By Kristen Wilson, PT, DPT

Every year on April 12 I take myself on a birthday date.

Depending on the year, the activities range from grabbing a simple cup of my favorite coffee to an elaborate day in the city complete with an art museum visit, shopping, and a champagne lunch. This birthday ritual started a few years ago during a self-proclaimed “Year of the Kristen,” 365 days devoted to understanding myself and my needs better in an effort to become a more authentic version of me. While YOTK came to a close at the end of that calendar year, I chose to keep my birthday as a miniature version of the year, a permanent reminder that when I take care of myself, I am a better everything to everyone around me.

One might wonder how this silly anecdote relates to physical therapy business owners in an issue titled Crafting the Customer Experience. So please indulge me as I dive deep. Reflect on the characteristics that exemplify a great customer experience for you. Is it the way the company made you feel? Is it the pleasantness of the staff, the welcoming feeling of the facility, the ease of accessing the service, or the way you felt when the experience ended? Perhaps it was having your needs met at a fair price. Regardless of the sensation, likely the experience you had was cultivated ultimately by someone or a group of people who desired to provide excellence, who chose to put their needs aside and prioritize another’s experience, and who felt it important to create a brand of which they were proud. Whether your interaction was with an auto-mechanic, a waitress at a restaurant, or your family physician, if you left happy, that person chose to make you feel that way, regardless of whether they were having a good, bad, or indifferent day themselves. To have that bandwidth to provide your best to another, no matter how you may be struggling or thriving, requires that you first care for yourself. As the business owner, the security that comes from self-care permeates beyond your being to those who share your workspace.
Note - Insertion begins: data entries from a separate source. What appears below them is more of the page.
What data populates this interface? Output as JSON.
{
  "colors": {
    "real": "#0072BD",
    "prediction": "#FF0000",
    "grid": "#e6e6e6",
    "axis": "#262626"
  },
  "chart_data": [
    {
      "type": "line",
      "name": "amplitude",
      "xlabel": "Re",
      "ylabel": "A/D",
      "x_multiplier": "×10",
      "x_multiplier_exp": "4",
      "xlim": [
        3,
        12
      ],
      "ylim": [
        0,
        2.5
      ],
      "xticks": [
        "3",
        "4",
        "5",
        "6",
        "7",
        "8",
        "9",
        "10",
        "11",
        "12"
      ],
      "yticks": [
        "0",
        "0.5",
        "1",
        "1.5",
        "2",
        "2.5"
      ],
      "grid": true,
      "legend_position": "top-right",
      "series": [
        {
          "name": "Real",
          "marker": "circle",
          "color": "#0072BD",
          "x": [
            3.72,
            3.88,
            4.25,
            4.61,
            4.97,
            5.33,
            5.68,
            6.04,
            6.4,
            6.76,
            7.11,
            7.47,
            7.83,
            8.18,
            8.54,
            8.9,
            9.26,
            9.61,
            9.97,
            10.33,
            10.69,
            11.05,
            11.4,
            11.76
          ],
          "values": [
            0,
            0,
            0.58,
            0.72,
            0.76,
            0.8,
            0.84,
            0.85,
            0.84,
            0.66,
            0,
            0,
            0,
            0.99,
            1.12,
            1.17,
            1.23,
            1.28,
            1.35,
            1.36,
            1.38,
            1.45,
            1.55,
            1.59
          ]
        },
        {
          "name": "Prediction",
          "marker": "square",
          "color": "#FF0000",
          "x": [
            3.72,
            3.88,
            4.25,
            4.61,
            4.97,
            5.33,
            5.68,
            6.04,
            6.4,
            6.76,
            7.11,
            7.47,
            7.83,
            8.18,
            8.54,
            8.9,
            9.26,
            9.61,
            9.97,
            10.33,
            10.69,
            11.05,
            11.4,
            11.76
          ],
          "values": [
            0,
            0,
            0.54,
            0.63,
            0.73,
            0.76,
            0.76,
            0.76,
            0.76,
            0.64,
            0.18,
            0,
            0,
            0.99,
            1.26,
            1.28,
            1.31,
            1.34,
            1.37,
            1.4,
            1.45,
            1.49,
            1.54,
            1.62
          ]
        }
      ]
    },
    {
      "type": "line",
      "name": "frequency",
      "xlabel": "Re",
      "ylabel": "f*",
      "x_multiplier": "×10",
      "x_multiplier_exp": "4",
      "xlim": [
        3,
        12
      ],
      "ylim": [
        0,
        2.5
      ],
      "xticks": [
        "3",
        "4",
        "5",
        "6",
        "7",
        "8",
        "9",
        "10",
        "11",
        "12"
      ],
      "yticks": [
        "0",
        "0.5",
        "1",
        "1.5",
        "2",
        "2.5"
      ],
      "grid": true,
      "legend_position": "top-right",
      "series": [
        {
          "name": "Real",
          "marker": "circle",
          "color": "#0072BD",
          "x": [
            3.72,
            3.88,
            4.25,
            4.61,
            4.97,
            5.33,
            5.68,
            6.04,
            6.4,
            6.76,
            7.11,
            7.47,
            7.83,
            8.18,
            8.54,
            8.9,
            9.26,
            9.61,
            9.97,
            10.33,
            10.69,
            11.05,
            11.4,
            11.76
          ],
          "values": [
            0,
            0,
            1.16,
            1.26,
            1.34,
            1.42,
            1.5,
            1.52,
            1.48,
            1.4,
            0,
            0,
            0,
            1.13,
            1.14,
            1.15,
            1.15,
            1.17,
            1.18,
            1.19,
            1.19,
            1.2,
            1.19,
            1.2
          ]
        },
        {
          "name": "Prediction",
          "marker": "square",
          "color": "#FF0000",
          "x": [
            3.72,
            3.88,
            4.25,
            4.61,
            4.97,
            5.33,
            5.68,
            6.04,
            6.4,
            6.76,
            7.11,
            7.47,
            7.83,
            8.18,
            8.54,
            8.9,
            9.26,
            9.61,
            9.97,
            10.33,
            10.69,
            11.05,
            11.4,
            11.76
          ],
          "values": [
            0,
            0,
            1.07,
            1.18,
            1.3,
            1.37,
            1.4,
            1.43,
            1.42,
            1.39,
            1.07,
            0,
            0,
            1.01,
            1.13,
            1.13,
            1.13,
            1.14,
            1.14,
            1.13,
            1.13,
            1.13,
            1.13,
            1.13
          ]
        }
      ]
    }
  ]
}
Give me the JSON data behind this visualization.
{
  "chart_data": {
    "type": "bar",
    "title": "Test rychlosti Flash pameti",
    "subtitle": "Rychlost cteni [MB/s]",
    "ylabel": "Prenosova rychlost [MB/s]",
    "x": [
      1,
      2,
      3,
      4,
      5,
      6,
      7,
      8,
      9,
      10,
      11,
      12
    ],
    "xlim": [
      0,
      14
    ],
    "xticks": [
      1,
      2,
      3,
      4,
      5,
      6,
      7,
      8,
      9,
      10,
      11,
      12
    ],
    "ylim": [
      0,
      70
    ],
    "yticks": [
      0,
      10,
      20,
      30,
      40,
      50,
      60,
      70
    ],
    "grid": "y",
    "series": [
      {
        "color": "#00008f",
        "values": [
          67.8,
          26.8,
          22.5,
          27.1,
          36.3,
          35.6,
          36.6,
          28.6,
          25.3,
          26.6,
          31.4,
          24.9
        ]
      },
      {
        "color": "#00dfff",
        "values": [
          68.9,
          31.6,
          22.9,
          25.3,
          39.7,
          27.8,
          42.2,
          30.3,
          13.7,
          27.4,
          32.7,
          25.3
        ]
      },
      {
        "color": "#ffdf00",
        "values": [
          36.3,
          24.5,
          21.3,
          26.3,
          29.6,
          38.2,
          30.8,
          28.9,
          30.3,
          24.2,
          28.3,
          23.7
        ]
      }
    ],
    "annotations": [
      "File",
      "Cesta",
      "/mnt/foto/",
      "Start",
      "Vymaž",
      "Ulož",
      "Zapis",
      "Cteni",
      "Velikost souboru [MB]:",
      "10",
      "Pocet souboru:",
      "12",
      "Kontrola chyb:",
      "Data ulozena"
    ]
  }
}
They, in turn, resonate that care onto another, and the cycle of excellence begins.

This month’s issue of Impact celebrates several key tenets to cultivating a positive customer experience including Nathan Risley’s look at “Demystifying Insurance Coverage for Prospective Patients” and Sam Huey’s reflections on “Becoming Relevant.” And please don’t miss Alicia Backer’s fantastic piece on how to “Be a Community Alliance Champion,” which offers a fresh perspective on the concept of customer. Regardless of your years in business, this issue will make you think. Or so we hope.

As you take in the information presented in these pages, reflect on your bandwidth and determine whether you have taken care of yourself enough to provide the type of care you desire to others. It is easy to set our own needs aside in an effort to have energy to give to everyone else. I challenge you, this month, to choose a day and do one thing for yourself; unabashedly celebrate you. And if you choose to do it on April 12, know I’ll be toasting you at lunch. Cheers, my friends!